Therefore I will give him a share with the many,
And with the strong he shall divide the spoil;
Inasmuch as he poured out his life-blood to death,
And let himself be numbered with the transgressors;
Yet it was the sin of the many he bore,
And for the transgressors he interposed.
In this marvellous poem we have four successive vignettes of the Servant. There first rises in the prophet’s mind a vision of the awe-struck wonder with which the nations and their kings shall gaze on the Servant of Jehovah, when after unequalled humiliation he shall be uplifted in surpassing glory. The next picture takes us back to his life of humiliation: he grows up with nothing in him to strike the eye or attract the attention of men; nay, rather all turn their back on him as worthless, contemptible, smitten with divine punishment. But along with this sorrowful portrait there comes the passionate confession of the men of Israel, that the Servant in all his sufferings had been bearing their sins. The third picture shows us the suffering Servant in uncomplaining meekness enduring a criminal’s death with all its shameful associations; yet this death is explained as occurring in accordance with God’s will, and as being a guilt-offering. The series ends in triumph: the righteous Servant by bearing iniquity will make many righteous and will achieve the glory and the reward of the conqueror.

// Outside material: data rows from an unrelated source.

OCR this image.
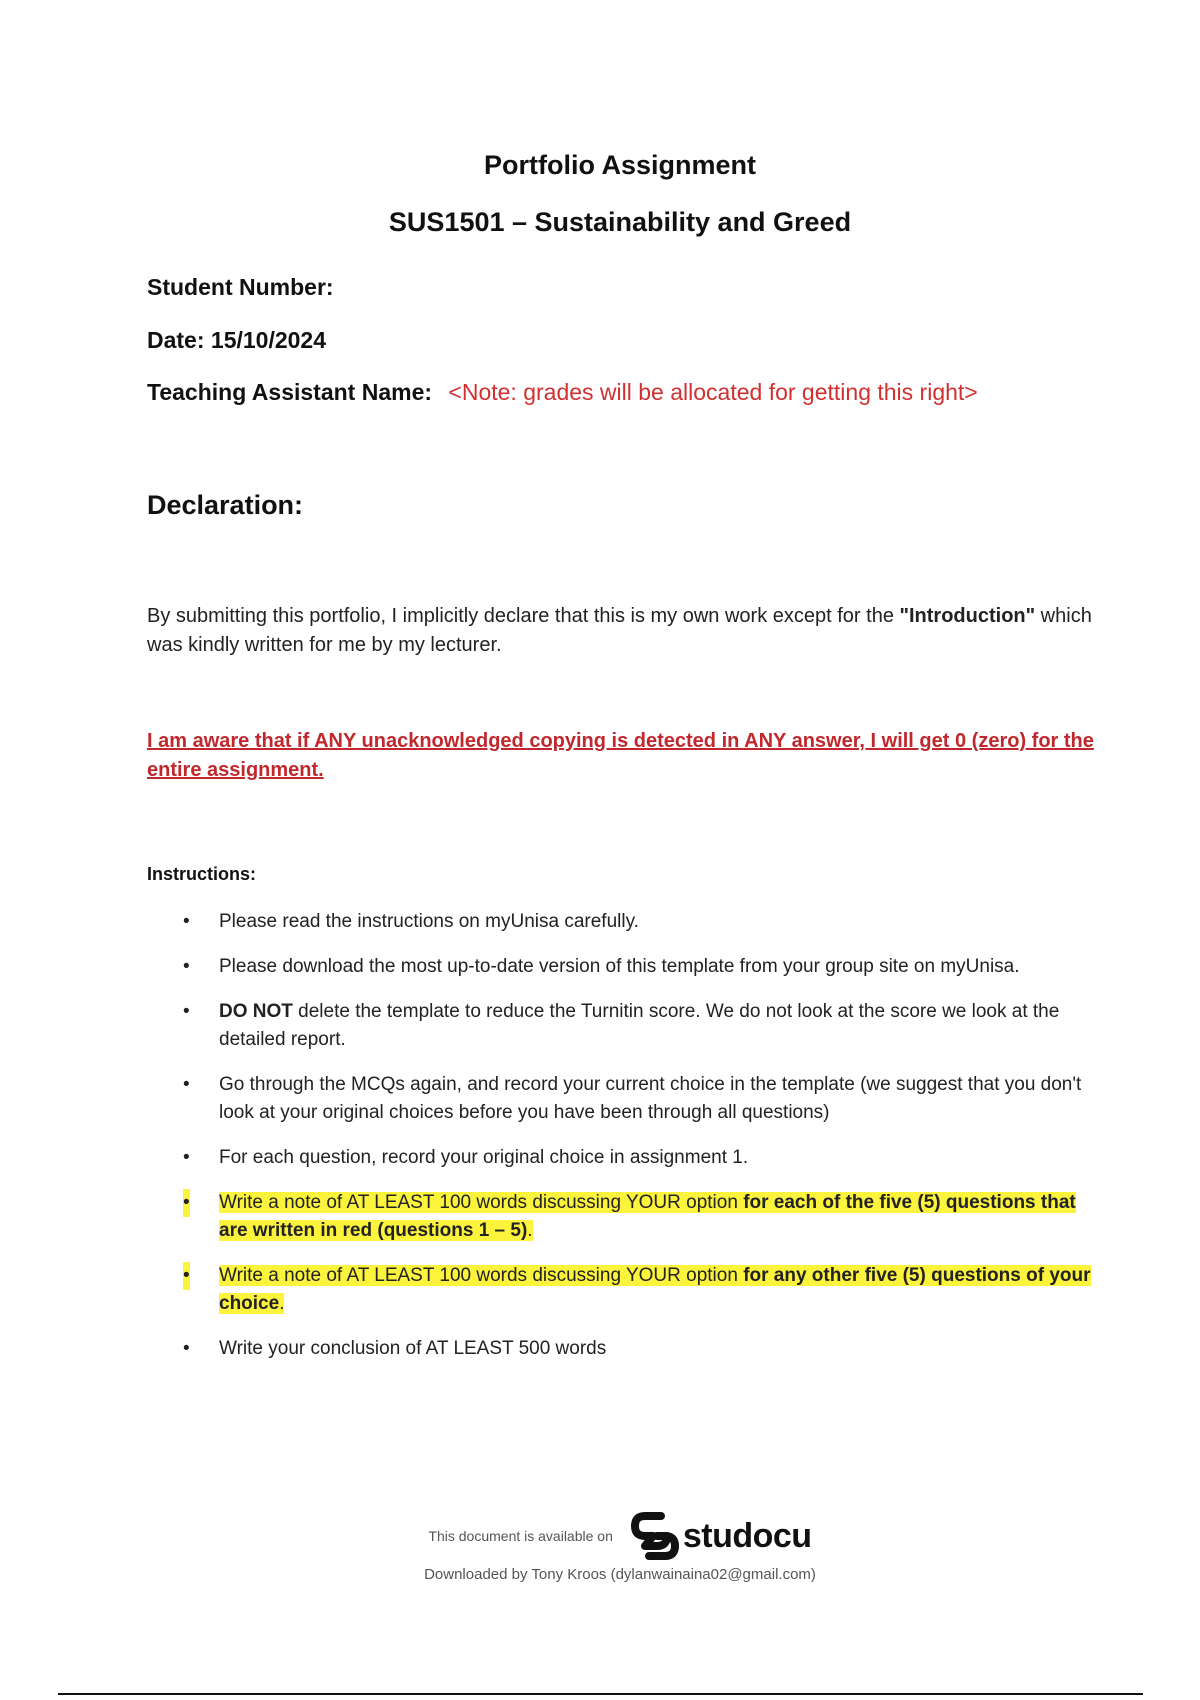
Portfolio Assignment
SUS1501 – Sustainability and Greed
Student Number:
Date: 15/10/2024
Teaching Assistant Name: <Note: grades will be allocated for getting this right>
Declaration:
By submitting this portfolio, I implicitly declare that this is my own work except for the "Introduction" which was kindly written for me by my lecturer.
I am aware that if ANY unacknowledged copying is detected in ANY answer, I will get 0 (zero) for the entire assignment.
Instructions:
• Please read the instructions on myUnisa carefully.
• Please download the most up-to-date version of this template from your group site on myUnisa.
• DO NOT delete the template to reduce the Turnitin score. We do not look at the score we look at the detailed report.
• Go through the MCQs again, and record your current choice in the template (we suggest that you don't look at your original choices before you have been through all questions)
• For each question, record your original choice in assignment 1.
• Write a note of AT LEAST 100 words discussing YOUR option for each of the five (5) questions that are written in red (questions 1 – 5).
• Write a note of AT LEAST 100 words discussing YOUR option for any other five (5) questions of your choice.
• Write your conclusion of AT LEAST 500 words
This document is available on studocu
Downloaded by Tony Kroos (dylanwainaina02@gmail.com)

In this prophecy the remarkable thing is that the sufferings and death of the Servant are construed throughout, not as a martyrdom, but as much more. In his death he lays down his life as a guilt-offering; and all his sufferings, inclusive of his death, are, from Jehovah’s point of view, chastisement laid on him on account of the sins of others, from the Servant’s point of view, a voluntary bearing of their iniquities. His willingness to endure and his meekness under oppression are very vividly put before us; but God’s purpose to crush him is insisted on with equal emphasis. The awful tragedy happens within Israel; but after it is consummated, the Servant, once so despised, neglected and oppressed, startles the nations, and kings in amazement shut their mouths in his presence. The purpose of the dread sacrifice is TO BRING MEN TO RIGHTEOUSNESS; and that end, we are told, will be widely accomplished.
Whence did the prophet draw the ideas of his prophecy? If any piece of literature bears signs of inspiration, this does; but the experience which enabled him to become the vehicle of inspiration in this particular case may also be conjectured. The sufferings, which many of the prophets, and especially Jeremiah, had endured at the hands of their fellow-countrymen, had made a profound impression upon the best minds in Israel; and the affliction of the exiles in Babylon was manifestly not merely penal, but also purificatory.